YER YER BASKI VE SİNDİRMELER, YER YER MEDYADA UYGULANAN KARARTMALARLA SİVİL TOPLUM GÖRÜNMEZ KILINMIŞTIR
MAZLUMDER’in 1990’lı yıllara dayanan hak arama mücadelesi, müktesebatı, kapasitesi ve rolü söz konusu. Türkiye’de hak temelli örgütlerin kapasitesini nasıl değerlendiriyorsunuz? MAZLUMDER’in 90’lı ve 2000’li yıllara kıyasla diğer insan hakları örgütlerinde görüldüğü gibi daha sönük bir mücadele yürüttüğüne dair eleştirilere karşı neler söylemek isterseniz?
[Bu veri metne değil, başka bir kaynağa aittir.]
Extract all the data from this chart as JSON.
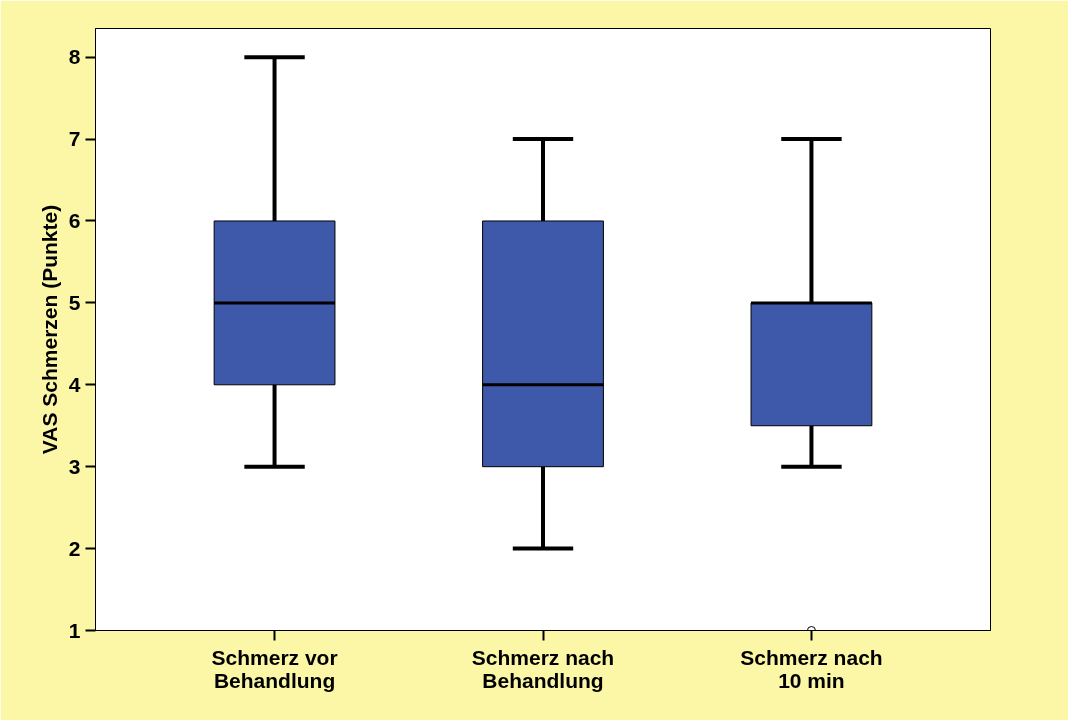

İnsan hakları mücadelesi kendi içerisinde çeşitli zorlukları barındıran, toplumsal anlamda ancak kendi sorunu özelinde dikkate alınan, siyasi atmosferden etkilenen bir mücadele. Sadece Türkiye’de değil dünyada da trend insan hakları aleyhine işliyor maalesef…
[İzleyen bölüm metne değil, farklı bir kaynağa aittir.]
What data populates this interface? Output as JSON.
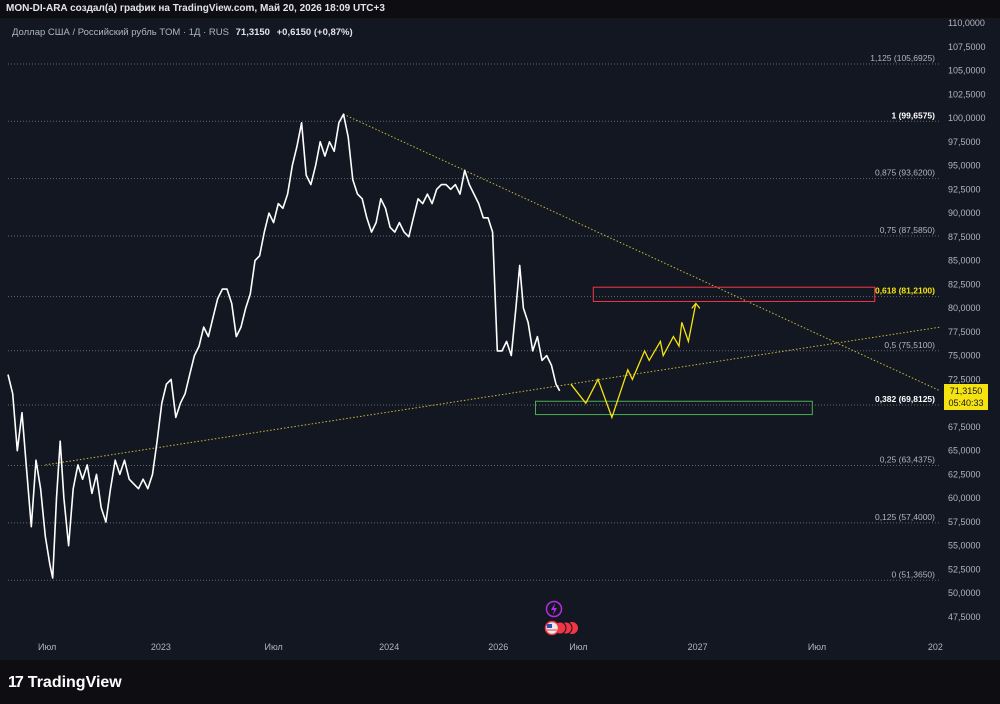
{
  "header": {
    "title": "MON-DI-ARA создал(а) график на TradingView.com, Май 20, 2026 18:09 UTC+3"
  },
  "legend": {
    "symbol": "Доллар США / Российский рубль TOM · 1Д · RUS",
    "price": "71,3150",
    "change": "+0,6150 (+0,87%)"
  },
  "price_tag": {
    "price": "71,3150",
    "countdown": "05:40:33"
  },
  "branding": {
    "logo_mark": "17",
    "logo_text": "TradingView"
  },
  "colors": {
    "background": "#131722",
    "price_line": "#ffffff",
    "projection": "#f5e211",
    "resistance_box": "#f23645",
    "support_box": "#4caf50",
    "highlight": "#f5e211"
  },
  "chart_data": {
    "type": "line",
    "y_axis": {
      "min": 46.5,
      "max": 110,
      "ticks": [
        "47,5000",
        "50,0000",
        "52,5000",
        "55,0000",
        "57,5000",
        "60,0000",
        "62,5000",
        "65,0000",
        "67,5000",
        "70,0000",
        "72,5000",
        "75,0000",
        "77,5000",
        "80,0000",
        "82,5000",
        "85,0000",
        "87,5000",
        "90,0000",
        "92,5000",
        "95,0000",
        "97,5000",
        "100,0000",
        "102,5000",
        "105,0000",
        "107,5000",
        "110,0000"
      ]
    },
    "x_axis": {
      "labels": [
        "Июл",
        "2023",
        "Июл",
        "2024",
        "2026",
        "Июл",
        "2027",
        "Июл",
        "202"
      ]
    },
    "fib_levels": [
      {
        "label": "1,125 (105,6925)",
        "value": 105.6925
      },
      {
        "label": "1 (99,6575)",
        "value": 99.6575
      },
      {
        "label": "0,875 (93,6200)",
        "value": 93.62
      },
      {
        "label": "0,75 (87,5850)",
        "value": 87.585
      },
      {
        "label": "0,618 (81,2100)",
        "value": 81.21
      },
      {
        "label": "0,5 (75,5100)",
        "value": 75.51
      },
      {
        "label": "0,382 (69,8125)",
        "value": 69.8125
      },
      {
        "label": "0,25 (63,4375)",
        "value": 63.4375
      },
      {
        "label": "0,125 (57,4000)",
        "value": 57.4
      },
      {
        "label": "0 (51,3650)",
        "value": 51.365
      }
    ],
    "price_series": [
      [
        0.0,
        73.0
      ],
      [
        0.5,
        71.0
      ],
      [
        1.0,
        65.0
      ],
      [
        1.5,
        69.0
      ],
      [
        2.0,
        63.0
      ],
      [
        2.5,
        57.0
      ],
      [
        3.0,
        64.0
      ],
      [
        3.5,
        61.0
      ],
      [
        4.0,
        56.0
      ],
      [
        4.5,
        53.0
      ],
      [
        4.8,
        51.6
      ],
      [
        5.2,
        60.0
      ],
      [
        5.6,
        66.0
      ],
      [
        6.0,
        60.0
      ],
      [
        6.5,
        55.0
      ],
      [
        7.0,
        61.0
      ],
      [
        7.5,
        63.5
      ],
      [
        8.0,
        62.0
      ],
      [
        8.5,
        63.5
      ],
      [
        9.0,
        60.5
      ],
      [
        9.5,
        62.5
      ],
      [
        10.0,
        59.0
      ],
      [
        10.5,
        57.5
      ],
      [
        11.0,
        61.0
      ],
      [
        11.5,
        64.0
      ],
      [
        12.0,
        62.5
      ],
      [
        12.5,
        64.0
      ],
      [
        13.0,
        62.0
      ],
      [
        13.5,
        61.5
      ],
      [
        14.0,
        61.0
      ],
      [
        14.5,
        62.0
      ],
      [
        15.0,
        61.0
      ],
      [
        15.5,
        62.5
      ],
      [
        16.0,
        66.0
      ],
      [
        16.5,
        70.0
      ],
      [
        17.0,
        72.0
      ],
      [
        17.5,
        72.5
      ],
      [
        18.0,
        68.5
      ],
      [
        18.5,
        70.0
      ],
      [
        19.0,
        71.0
      ],
      [
        19.5,
        73.0
      ],
      [
        20.0,
        75.0
      ],
      [
        20.5,
        76.0
      ],
      [
        21.0,
        78.0
      ],
      [
        21.5,
        77.0
      ],
      [
        22.0,
        79.0
      ],
      [
        22.5,
        81.0
      ],
      [
        23.0,
        82.0
      ],
      [
        23.5,
        82.0
      ],
      [
        24.0,
        80.5
      ],
      [
        24.5,
        77.0
      ],
      [
        25.0,
        78.0
      ],
      [
        25.5,
        80.0
      ],
      [
        26.0,
        81.5
      ],
      [
        26.5,
        85.0
      ],
      [
        27.0,
        85.5
      ],
      [
        27.5,
        88.0
      ],
      [
        28.0,
        90.0
      ],
      [
        28.5,
        89.0
      ],
      [
        29.0,
        91.0
      ],
      [
        29.5,
        90.5
      ],
      [
        30.0,
        92.0
      ],
      [
        30.5,
        95.0
      ],
      [
        31.0,
        97.0
      ],
      [
        31.5,
        99.5
      ],
      [
        32.0,
        94.0
      ],
      [
        32.5,
        93.0
      ],
      [
        33.0,
        95.0
      ],
      [
        33.5,
        97.5
      ],
      [
        34.0,
        96.0
      ],
      [
        34.5,
        97.5
      ],
      [
        35.0,
        96.5
      ],
      [
        35.5,
        99.5
      ],
      [
        36.0,
        100.4
      ],
      [
        36.5,
        98.0
      ],
      [
        37.0,
        93.5
      ],
      [
        37.5,
        92.0
      ],
      [
        38.0,
        91.5
      ],
      [
        38.5,
        89.5
      ],
      [
        39.0,
        88.0
      ],
      [
        39.5,
        89.0
      ],
      [
        40.0,
        91.5
      ],
      [
        40.5,
        90.5
      ],
      [
        41.0,
        88.5
      ],
      [
        41.5,
        88.0
      ],
      [
        42.0,
        89.0
      ],
      [
        42.5,
        88.0
      ],
      [
        43.0,
        87.5
      ],
      [
        43.5,
        89.5
      ],
      [
        44.0,
        91.5
      ],
      [
        44.5,
        91.0
      ],
      [
        45.0,
        92.0
      ],
      [
        45.5,
        91.0
      ],
      [
        46.0,
        92.5
      ],
      [
        46.5,
        93.0
      ],
      [
        47.0,
        93.0
      ],
      [
        47.5,
        92.5
      ],
      [
        48.0,
        93.0
      ],
      [
        48.5,
        92.0
      ],
      [
        49.0,
        94.5
      ],
      [
        49.5,
        93.0
      ],
      [
        50.0,
        92.0
      ],
      [
        50.5,
        91.0
      ],
      [
        51.0,
        89.5
      ],
      [
        51.5,
        89.5
      ],
      [
        52.0,
        88.0
      ],
      [
        52.5,
        75.5
      ],
      [
        53.0,
        75.5
      ],
      [
        53.5,
        76.5
      ],
      [
        54.0,
        75.0
      ],
      [
        54.5,
        80.0
      ],
      [
        54.9,
        84.5
      ],
      [
        55.3,
        80.0
      ],
      [
        55.8,
        78.5
      ],
      [
        56.3,
        75.5
      ],
      [
        56.8,
        77.0
      ],
      [
        57.3,
        74.5
      ],
      [
        57.8,
        75.0
      ],
      [
        58.3,
        74.0
      ],
      [
        58.8,
        72.0
      ],
      [
        59.2,
        71.3
      ]
    ],
    "projection": [
      [
        60.4,
        72.0
      ],
      [
        62.0,
        70.0
      ],
      [
        63.3,
        72.5
      ],
      [
        64.8,
        68.5
      ],
      [
        66.5,
        73.5
      ],
      [
        67.0,
        72.5
      ],
      [
        68.3,
        75.5
      ],
      [
        68.8,
        74.5
      ],
      [
        70.0,
        76.5
      ],
      [
        70.3,
        75.0
      ],
      [
        71.4,
        77.0
      ],
      [
        72.0,
        76.0
      ],
      [
        72.3,
        78.5
      ],
      [
        73.0,
        76.5
      ],
      [
        73.8,
        80.5
      ]
    ],
    "trendlines": [
      {
        "from": [
          4.0,
          63.5
        ],
        "to": [
          100.0,
          78.0
        ]
      },
      {
        "from": [
          36.0,
          100.4
        ],
        "to": [
          100.0,
          71.3
        ]
      }
    ],
    "zones": [
      {
        "name": "resistance",
        "x": [
          62.8,
          93.0
        ],
        "y": [
          80.7,
          82.2
        ]
      },
      {
        "name": "support",
        "x": [
          56.6,
          86.3
        ],
        "y": [
          68.8,
          70.2
        ]
      }
    ]
  }
}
Türkiye’de çözüm sürecinin çeşitli sabotajlarla sona ermesi ve sonrasında gündeme gelen darbe girişimi ile devlet, gardını alarak ciddi bir içe kapanma yaşamış ve 2000’li yıllardan beri ortaya konulan müktesebat rafa kaldırılmıştır. Bundan insan hakları alanı ve diğer sivil çalışmalar da nasibini almış, yer yer baskı ve sindirmeler, yer yer medyada uygulanan karartmalarla sivil toplum görünmez kılınmıştır. Öncelikle bunun göz önünde bulundurulması lazım. Yine çözüm sürecinde yapılan hatalı çıkarımlar ve özellikle Kürt meselesinden itibar ya da statü devşirmeye çalışan kişilerin zaafları, sivil örgütleri kurucu kodlarına rağmen ele geçirilmesi gereken birer kale ve siyasete/vekilliğe zıplama tahtası olarak gören yaklaşımların kurumlara verdiği zararı göz ardı etmemek gerekiyor.
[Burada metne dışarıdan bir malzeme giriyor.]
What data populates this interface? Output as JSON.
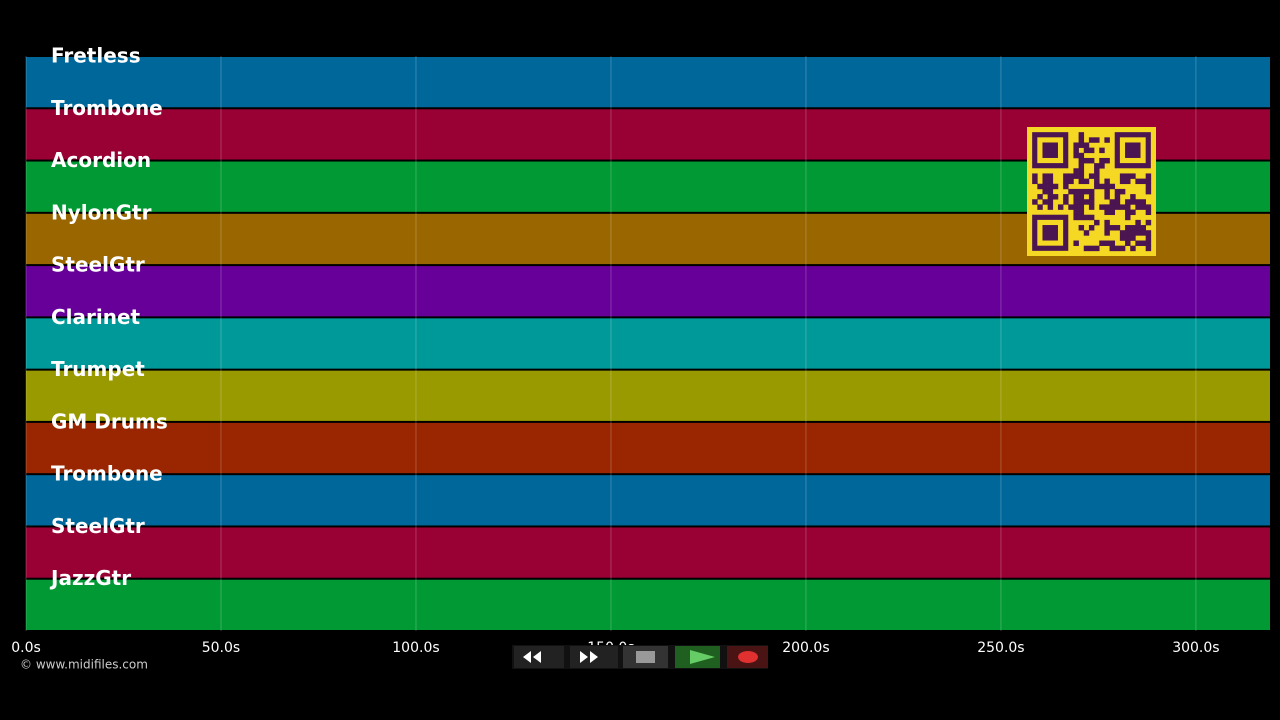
{
  "chart_data": {
    "type": "timeline",
    "tracks": [
      {
        "name": "Fretless",
        "color": "#00679a"
      },
      {
        "name": "Trombone",
        "color": "#990033"
      },
      {
        "name": "Acordion",
        "color": "#009933"
      },
      {
        "name": "NylonGtr",
        "color": "#996600"
      },
      {
        "name": "SteelGtr",
        "color": "#660099"
      },
      {
        "name": "Clarinet",
        "color": "#009999"
      },
      {
        "name": "Trumpet",
        "color": "#999900"
      },
      {
        "name": "GM Drums",
        "color": "#992600"
      },
      {
        "name": "Trombone",
        "color": "#00679a"
      },
      {
        "name": "SteelGtr",
        "color": "#990033"
      },
      {
        "name": "JazzGtr",
        "color": "#009933"
      }
    ],
    "xlim": [
      0,
      319
    ],
    "xticks": [
      {
        "value": 0,
        "label": "0.0s"
      },
      {
        "value": 50,
        "label": "50.0s"
      },
      {
        "value": 100,
        "label": "100.0s"
      },
      {
        "value": 150,
        "label": "150.0s"
      },
      {
        "value": 200,
        "label": "200.0s"
      },
      {
        "value": 250,
        "label": "250.0s"
      },
      {
        "value": 300,
        "label": "300.0s"
      }
    ],
    "grid": true
  },
  "footer": {
    "copyright": "© www.midifiles.com"
  }
}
AYAKLARI YERE BASAN, ÖYKÜNMECİ OLMAYAN VE İNSAN HAKLARINI ARAÇSALLAŞTIRMAYAN BİR KURUMSAL BAKIŞ VE DURUŞ OLMALI
Dünyada ise özellikle Gazze soykırım süreci ile birlikte insan hakları söylemi ve mekanizmaları ciddi yara almış, söz konusu İsrail’in, ABD’nin ya da Batı’nın öncelikleri olunca milyonlarca insanın hayatının, sağlığının, açlığının aslında teferruat olabileceği, görmezden gelineceği, hatta silah sevkiyatlarıyla, itibar gösterileriyle tasvip edilebileceği bütün dünyaya canlı yayınlarda izletilmiştir. Şimdi biz böyle bir zeminde, herhangi bir fon kaynağı kullanmadan ve bunu ilkesel olarak da reddeden bir duruşla hak mücadelesi vermeye çalışıyoruz. Bu mücadele insani yardım gibi sonucunu hemen görüp rahatlayacağınız bir mücadele de değil üstelik…
Artık 90’lı ve 2000’li yılları değil yeni bir dönemi yaşadığımızın bilinciyle içi boş, karşılığı olmayan, slogandan öte geçmeyen, cüssesinin çok üzerinde politik bir söylemden ziyade ayakları yere basan, öykünmeci olmayan ve insan hakları terazisinin sahibi gibi davranan, kendi zeminini ana mücadele zemini olarak görüp bu zemini çeşitli kariyer hedefleri uğruna araçsallaştırmayan, her başlıkta kurumsallaşmış bir bakış ve duruşla ilerlemek gerekiyor. Ağır adımlarla da olsa bu bakış ve duruşu tahkim etmek için çaba gösteriyoruz, umarım başarılı oluruz.